La fabrique du « problème » de l’immigration 

 Le décès de Jacques Chirac est l’occasion de rappeler une étape précédente de ce processus progressif de construction de l’immigration comme problème. Au cour d’un diner débat du RPR à Orléans, il déclare il y a près de trois décennies,  le 19 juin 1991 :

Notre problème, ce n’est pas les étrangers, c’est qu’il y a overdose. C’est peut-être vrai qu’il n’y a pas plus d’étrangers qu’avant la guerre, mais ce n’est pas les mêmes et ça fait une différence. Il est certain que d’avoir des Espagnols, des Polonais et des Portugais travaillant chez nous, ça pose moins de problèmes que d’avoir des musulmans et des Noirs […] Comment voulez-vous que le travailleur français qui habite à la Goutte-d ‘or où je me promenais avec Alain Juppé il y a trois ou quatre jours, qui travaille avec sa femme et qui, ensemble, gagnent environ 15 000 francs, et qui voit sur le palier à côté de son HLM, entassée, une famille avec un père de famille, trois ou quatre épouses, et une vingtaine de gosses, et qui gagne 50 000 francs de prestations sociales, sans naturellement travailler ! [Applaudissements nourris] Si vous ajoutez à cela le bruit et l’odeur [rires nourris], eh bien le travailleur français sur le palier, il devient fou. Il devient fou. C’est comme ça. Et il faut le comprendre, si vous y étiez, vous auriez la même réaction. Il faut que ceux qui nous gouvernent prennent conscience qu’il y a un problème de l’immigration, et que si l’on ne le traite pas et, les socialistes étant ce qu’ils sont, ils ne le traiteront que sous la pression de l’opinion publique, les choses empireront au profit de ceux qui sont les plus extrémistes[i].

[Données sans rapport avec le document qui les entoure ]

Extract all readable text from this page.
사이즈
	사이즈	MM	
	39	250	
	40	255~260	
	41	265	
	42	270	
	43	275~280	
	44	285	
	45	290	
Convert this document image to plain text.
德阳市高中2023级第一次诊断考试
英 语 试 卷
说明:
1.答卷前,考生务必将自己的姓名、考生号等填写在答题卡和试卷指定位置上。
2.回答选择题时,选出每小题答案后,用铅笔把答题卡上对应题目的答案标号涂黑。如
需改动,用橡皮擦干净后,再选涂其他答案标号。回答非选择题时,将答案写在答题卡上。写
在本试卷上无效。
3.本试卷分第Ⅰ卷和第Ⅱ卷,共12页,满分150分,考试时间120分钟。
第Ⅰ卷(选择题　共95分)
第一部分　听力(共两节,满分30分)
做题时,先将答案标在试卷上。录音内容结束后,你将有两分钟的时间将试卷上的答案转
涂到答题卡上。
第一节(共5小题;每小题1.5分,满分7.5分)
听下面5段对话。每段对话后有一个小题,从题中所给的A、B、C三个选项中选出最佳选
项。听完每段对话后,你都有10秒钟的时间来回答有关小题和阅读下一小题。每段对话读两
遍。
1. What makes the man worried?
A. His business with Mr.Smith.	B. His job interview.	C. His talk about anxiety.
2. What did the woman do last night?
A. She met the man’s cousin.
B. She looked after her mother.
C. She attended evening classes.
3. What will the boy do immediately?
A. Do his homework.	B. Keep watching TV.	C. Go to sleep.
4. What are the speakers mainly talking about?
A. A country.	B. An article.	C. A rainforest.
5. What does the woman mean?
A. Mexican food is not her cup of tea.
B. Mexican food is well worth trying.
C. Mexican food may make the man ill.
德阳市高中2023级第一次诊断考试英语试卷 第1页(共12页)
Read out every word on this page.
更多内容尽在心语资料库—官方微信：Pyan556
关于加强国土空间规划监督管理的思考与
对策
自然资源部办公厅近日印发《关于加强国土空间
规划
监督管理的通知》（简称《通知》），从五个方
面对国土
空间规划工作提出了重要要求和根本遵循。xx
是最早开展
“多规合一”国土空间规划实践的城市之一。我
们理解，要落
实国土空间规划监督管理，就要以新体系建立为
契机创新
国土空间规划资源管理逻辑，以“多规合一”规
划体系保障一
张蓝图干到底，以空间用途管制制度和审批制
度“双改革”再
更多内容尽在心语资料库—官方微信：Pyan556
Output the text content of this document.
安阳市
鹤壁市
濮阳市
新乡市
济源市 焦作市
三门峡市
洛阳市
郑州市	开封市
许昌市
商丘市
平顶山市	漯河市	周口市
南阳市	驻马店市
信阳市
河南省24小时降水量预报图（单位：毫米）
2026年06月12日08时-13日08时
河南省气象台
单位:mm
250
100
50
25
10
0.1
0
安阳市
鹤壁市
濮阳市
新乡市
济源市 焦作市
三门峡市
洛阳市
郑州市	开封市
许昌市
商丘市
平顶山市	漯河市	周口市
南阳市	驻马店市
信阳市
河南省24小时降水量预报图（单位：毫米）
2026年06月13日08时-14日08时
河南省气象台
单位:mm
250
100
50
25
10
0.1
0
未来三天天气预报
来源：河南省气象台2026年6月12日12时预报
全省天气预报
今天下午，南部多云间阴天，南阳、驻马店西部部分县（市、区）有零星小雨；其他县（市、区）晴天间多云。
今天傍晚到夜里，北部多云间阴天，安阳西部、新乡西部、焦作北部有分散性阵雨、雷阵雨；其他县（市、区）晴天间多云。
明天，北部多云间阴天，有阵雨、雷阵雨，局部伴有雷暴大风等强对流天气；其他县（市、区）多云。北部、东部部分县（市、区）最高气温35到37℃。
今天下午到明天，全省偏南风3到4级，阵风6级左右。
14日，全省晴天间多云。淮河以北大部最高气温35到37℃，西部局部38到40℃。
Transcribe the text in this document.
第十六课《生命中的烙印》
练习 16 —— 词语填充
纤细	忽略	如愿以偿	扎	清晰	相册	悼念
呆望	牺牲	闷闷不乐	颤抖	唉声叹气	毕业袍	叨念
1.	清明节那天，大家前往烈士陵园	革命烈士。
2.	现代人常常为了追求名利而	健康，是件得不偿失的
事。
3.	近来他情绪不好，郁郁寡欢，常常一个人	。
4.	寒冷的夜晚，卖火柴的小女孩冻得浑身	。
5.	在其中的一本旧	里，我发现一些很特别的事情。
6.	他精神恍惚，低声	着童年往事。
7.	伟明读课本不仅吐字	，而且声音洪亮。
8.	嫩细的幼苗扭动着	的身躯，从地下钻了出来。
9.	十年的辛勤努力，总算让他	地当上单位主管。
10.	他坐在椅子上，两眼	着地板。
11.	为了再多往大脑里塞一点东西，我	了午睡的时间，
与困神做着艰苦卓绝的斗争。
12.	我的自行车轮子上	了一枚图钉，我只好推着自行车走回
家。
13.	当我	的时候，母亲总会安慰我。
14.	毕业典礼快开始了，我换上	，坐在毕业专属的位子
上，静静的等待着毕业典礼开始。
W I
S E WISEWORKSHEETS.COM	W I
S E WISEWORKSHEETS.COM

La logique est exactement la même que celle du chef d’État actuel. Elle commence par la pose d’un constat que personne ne contestera : les difficultés économiques et sociales des travailleurs et citoyens  français des classes populaires. Elle se poursuit par l’affirmation d’une attribution causale c’est-à-dire par la désignation  d’une cible : ces difficultés sont liées à l’immigration. Elle se prolonge par un discours de pseudo-quantification : « l’over dose » de Chirac et le « détournement » de Macron. Elle se continue par une caractérisation : le « il y a un problème de l’immigration » de Chirac » et le « elles [les classes populaires] subissent aussi ce sujet » de Macron. Elle se termine enfin par un discours de la peur : Ne pas mettre le sujet de l’immigration en première place de l’agenda politique c’est faire le jeu des « extrémistes ». Le double avantage tactique d’une telle logique saute aux yeux. Le premier est l’évacuation des autres attributions causales au constat de paupérisation des classes populaires. Le second est le renforcement du modèle du bipartisme à l’approche d’une échéance électorale (régionales de 1992 et municipales de 2020) : la droite/« les plus extrémistes » de Chirac, les Nationalistes/les progressistes de Macron.